O bem mais precioso que podemos desejar neste momento crítico é uma vida saudável para poder estudar, trabalhar, curtir a família e os amigos, enfim, manter uma vida social que nos traga emoções, alegrias comuns. O quadro mundial não é animador, a covid-19 impõe um regime de atividades controladas, distanciamento social, cuidados que há um ano não tínhamos, porque víamos a naturalidade das relações, mesmo com aglomeração de pessoas. 

Interessante como passamos a fazer esse questionamento inconscientemente até, o que reflete o bombardeio de informações todo o tempo com histórias e dramas familiares reportados nos noticiários.  Sim, é muito importante manter a lucidez, seja evitando a depressão pela exaustão de informações, seja pela necessidade, ainda, de cuidarmos de nós e de quem amamos.  Não há fórmula, cada um, cada família tem seu jeito e faz – ou não – o seu melhor.  Cuidar de si é cuidar dos outros.

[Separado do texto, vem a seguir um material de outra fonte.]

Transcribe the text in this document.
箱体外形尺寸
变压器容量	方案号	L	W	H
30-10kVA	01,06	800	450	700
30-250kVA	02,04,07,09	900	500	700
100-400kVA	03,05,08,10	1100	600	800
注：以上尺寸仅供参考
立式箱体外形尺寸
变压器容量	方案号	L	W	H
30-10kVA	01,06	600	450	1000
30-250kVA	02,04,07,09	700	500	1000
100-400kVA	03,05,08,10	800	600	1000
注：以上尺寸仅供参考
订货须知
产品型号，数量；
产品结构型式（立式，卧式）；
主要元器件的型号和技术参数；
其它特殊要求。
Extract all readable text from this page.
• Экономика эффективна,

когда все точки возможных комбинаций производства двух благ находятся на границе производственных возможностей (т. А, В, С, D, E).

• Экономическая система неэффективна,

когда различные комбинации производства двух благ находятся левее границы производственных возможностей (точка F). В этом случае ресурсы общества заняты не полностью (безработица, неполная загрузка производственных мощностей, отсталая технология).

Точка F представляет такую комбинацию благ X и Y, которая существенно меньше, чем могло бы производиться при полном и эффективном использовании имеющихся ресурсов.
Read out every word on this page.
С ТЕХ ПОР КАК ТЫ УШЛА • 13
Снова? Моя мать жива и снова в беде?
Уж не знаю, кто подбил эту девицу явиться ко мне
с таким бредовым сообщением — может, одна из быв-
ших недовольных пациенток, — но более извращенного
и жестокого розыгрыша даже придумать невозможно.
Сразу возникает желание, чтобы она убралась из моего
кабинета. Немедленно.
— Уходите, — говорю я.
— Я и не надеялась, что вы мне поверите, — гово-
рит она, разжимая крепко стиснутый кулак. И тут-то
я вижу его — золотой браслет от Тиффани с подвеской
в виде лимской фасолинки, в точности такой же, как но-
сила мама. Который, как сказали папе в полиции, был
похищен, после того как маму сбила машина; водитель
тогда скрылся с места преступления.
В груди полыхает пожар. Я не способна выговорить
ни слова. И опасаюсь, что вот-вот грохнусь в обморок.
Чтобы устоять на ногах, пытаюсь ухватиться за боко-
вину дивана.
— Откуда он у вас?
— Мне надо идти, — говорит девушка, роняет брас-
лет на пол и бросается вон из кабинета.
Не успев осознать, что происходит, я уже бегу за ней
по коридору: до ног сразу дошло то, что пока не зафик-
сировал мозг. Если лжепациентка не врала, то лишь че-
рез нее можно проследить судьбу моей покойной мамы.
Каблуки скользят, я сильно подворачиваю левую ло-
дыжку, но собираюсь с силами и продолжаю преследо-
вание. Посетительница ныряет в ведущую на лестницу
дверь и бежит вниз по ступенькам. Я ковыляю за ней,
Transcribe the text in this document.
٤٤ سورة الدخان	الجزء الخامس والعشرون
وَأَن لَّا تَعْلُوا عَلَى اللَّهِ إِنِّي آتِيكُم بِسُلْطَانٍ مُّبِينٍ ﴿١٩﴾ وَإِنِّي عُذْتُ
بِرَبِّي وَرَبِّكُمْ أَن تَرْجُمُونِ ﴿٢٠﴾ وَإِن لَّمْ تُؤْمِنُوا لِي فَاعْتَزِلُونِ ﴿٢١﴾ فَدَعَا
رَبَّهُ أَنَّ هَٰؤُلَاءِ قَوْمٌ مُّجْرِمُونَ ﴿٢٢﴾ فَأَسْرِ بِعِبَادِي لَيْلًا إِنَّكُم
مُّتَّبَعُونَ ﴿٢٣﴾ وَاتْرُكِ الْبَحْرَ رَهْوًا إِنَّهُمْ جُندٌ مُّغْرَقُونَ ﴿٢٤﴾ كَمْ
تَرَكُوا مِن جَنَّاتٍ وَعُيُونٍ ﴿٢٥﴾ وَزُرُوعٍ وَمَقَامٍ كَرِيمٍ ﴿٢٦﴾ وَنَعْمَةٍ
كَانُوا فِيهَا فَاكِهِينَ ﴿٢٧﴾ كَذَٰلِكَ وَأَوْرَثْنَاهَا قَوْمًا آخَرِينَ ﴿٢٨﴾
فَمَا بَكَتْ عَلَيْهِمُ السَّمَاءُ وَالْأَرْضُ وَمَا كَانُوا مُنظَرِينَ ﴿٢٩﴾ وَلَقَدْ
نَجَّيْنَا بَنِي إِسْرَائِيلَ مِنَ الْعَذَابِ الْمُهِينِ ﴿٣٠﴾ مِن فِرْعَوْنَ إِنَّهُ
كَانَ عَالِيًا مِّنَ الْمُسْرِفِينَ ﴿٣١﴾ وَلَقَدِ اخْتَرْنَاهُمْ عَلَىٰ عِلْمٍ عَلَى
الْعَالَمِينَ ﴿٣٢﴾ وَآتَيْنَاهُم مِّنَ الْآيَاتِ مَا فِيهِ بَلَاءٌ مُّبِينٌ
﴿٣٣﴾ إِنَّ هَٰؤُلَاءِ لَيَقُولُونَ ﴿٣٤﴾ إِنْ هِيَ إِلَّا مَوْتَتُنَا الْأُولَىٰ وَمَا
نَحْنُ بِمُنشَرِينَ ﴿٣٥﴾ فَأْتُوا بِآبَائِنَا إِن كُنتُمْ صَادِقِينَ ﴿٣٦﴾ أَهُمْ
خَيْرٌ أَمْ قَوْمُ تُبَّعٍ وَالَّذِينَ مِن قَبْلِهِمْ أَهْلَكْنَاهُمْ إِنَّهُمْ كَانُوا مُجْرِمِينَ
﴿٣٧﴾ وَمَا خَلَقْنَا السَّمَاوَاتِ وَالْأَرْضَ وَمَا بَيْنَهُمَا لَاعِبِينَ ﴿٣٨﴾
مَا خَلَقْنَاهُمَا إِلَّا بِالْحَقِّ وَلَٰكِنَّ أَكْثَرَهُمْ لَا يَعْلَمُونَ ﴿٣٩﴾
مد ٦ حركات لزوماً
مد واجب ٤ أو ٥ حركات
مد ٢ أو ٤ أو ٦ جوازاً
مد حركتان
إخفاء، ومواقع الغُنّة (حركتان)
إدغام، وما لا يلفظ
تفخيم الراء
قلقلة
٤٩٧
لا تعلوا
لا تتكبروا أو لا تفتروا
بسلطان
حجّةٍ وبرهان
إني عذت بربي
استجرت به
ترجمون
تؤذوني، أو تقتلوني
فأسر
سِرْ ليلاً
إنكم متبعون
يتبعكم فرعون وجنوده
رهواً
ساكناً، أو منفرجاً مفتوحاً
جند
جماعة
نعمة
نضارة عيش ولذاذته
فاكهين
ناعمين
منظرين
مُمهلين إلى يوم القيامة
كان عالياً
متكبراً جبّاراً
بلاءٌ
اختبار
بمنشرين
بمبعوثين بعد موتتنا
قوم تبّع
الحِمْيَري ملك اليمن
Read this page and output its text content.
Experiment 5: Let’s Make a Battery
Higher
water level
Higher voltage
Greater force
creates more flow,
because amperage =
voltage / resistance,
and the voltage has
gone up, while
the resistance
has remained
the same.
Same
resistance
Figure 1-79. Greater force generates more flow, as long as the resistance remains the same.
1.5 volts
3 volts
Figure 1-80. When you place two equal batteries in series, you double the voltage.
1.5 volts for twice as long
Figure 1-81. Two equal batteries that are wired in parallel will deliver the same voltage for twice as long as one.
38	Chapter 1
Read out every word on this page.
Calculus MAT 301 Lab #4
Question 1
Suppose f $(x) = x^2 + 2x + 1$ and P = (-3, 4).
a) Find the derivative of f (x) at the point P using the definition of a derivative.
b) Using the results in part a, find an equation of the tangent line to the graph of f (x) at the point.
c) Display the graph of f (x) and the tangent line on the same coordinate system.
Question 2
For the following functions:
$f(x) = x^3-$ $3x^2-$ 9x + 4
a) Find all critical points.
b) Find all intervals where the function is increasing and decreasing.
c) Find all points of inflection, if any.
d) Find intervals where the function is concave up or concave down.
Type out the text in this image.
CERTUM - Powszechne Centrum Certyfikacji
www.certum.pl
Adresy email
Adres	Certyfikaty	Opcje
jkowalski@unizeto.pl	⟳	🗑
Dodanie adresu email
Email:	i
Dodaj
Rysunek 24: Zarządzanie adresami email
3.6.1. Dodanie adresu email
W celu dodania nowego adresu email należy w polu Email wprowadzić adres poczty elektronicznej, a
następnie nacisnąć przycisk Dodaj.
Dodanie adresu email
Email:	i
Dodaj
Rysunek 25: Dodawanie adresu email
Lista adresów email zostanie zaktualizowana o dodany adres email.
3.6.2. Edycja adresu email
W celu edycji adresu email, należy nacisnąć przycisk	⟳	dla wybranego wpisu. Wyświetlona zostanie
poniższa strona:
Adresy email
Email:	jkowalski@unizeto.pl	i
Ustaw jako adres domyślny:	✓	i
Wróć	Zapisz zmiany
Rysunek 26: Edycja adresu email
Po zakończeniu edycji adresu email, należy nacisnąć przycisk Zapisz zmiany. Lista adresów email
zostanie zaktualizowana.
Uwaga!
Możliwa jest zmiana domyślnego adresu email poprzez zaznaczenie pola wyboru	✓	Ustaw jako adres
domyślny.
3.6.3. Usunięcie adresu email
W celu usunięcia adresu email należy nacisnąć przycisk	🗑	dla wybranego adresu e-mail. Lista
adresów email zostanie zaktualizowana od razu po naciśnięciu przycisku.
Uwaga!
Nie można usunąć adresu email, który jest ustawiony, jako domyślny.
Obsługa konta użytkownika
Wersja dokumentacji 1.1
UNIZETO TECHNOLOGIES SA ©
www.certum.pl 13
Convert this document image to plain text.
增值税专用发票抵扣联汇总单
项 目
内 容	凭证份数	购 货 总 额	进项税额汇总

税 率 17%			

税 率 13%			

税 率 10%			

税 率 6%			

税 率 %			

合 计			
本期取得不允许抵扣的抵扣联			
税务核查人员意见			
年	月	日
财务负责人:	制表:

Chegado o dia em que vimos a primeira pessoa vacinada no Brasil, coloque-se aí jogada de marketing ou não, isso foi um alento, ou seja, no país algo de concreto foi feito, para além das picuinhas políticas. 

O negacionismo do Governo Federal e seu desprezo para a gravidade do coronavírus trouxe conseqüências, a inércia contribuiu para o caos, a ponto da discussão pela nacionalidade da vacina ter dominado tanto o debate, que esqueceu-se a Presidência da República de prover e adquirir imunizantes além do produzido pelo Instituto Butantan em São Paulo. A calamidade não moveu o governo federal, este foi tentando dar respostas aos fatos quando impossível negar a crise, como no caso da falta de oxigênio para os pacientes nos hospitais de Manaus, no estado do Amazonas.

E em pouco tempo vimos os espertos também, pessoas furando a fila das prioridades para tomar vacina, ao tempo em que o ministro da Saúde, Eduardo Pazuello, passou a dizer que haverá uma avalanche de propostas de vacina nas próximas semanas.   Tomara que ele esteja certo, pois até agora vimos a incapacidade do Ministério da Saúde dar resposta ao grave problema sanitário, certamente porque na origem da pandemia desprezou a doença, preocupando-se com a aparência de normalidade, mas confrontado com os fatos, o que nos trouxe alegria acabou por fazer cair a ficha neste mix de emoções, isto é, há pouca vacina para o tamanho da população brasileira, e portanto, continuaremos na ciranda de cuidados e com amigos indo para o oriente eterno.